India’s stand on Blockchain technology

Digital Ledger Technologies (Blockchain) has a lot of promise to solve various issues faced in the path of sustainable development. For a country like India, this digital technology can play a very crucial role in creating a platform for effective local governance for a range of issues from decentralized energy storage to access issues for the disabled. In this connection, NITI Aayoghas launched India’s largest blockchain network usage in E-governance named IndiaChain.PM Sri Narendra Modi’s word on launch of “IndiaChain”

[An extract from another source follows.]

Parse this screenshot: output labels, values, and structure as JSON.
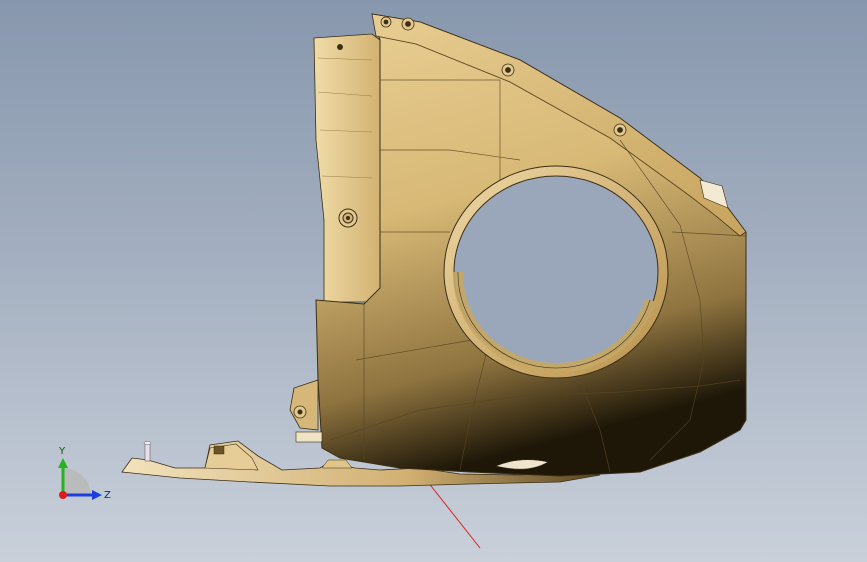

Artificial intelligence, machine learning, Internet of Things, blockchain and big data hold potential to take India to new heights”                                                – PM Sri Narendra Modi at the 2016 World Economic Forum

The main objective behind creation of this network is to speed up enforcement of contracts, boosting agriculture, reducing frauds, improving transparency in various sectors etc. Although, even after three years there is no concrete establishment that exists. In the working paper issued by the NITI Aayog in January 2020 titled, ‘Blockchain: The India Strategy’, IndiaChain is still under recommendation for implementation in the future, in order to establish India as a vibrant blockchain ecosystem. With these developments, not only the cryptocurrency market in India but even the blockchain technology startups will be benefitted. NITI Aayog is also in the process of developing a job portal to connect employers with workers who have returned to their home states due to nationwide lockdown due to covid-19 pandemic with the help of this technology.


BlockChain technology is a revolution in digital world. The pace of using BlockChain technology is increasing so fast that it will make our life simple and safer. The Blockchain itself and its variants are now used to secure any type of transactions, whether be it human-to-human communication or machine-to-machine. Fraud, hacking, data theft and information loss is impossible under digital ledger because of the properties of its security and privacy nature. Its decentralized application across the global internet market is also very appealing in terms of ensuring data redundancy and survivability. The Blockchain has been specially identified to be suitable in developing nations like India, China, Brazil etc where ensuring trust is a major concern. Thus the invention of the Blockchain can be seen to be a vital and much needed additional component of the internet that was lacking in security and trust before. Still Blockchain technology has not reached its maturity and it is predicted that within next five years it will reach to the maturity level and will be implemented globally.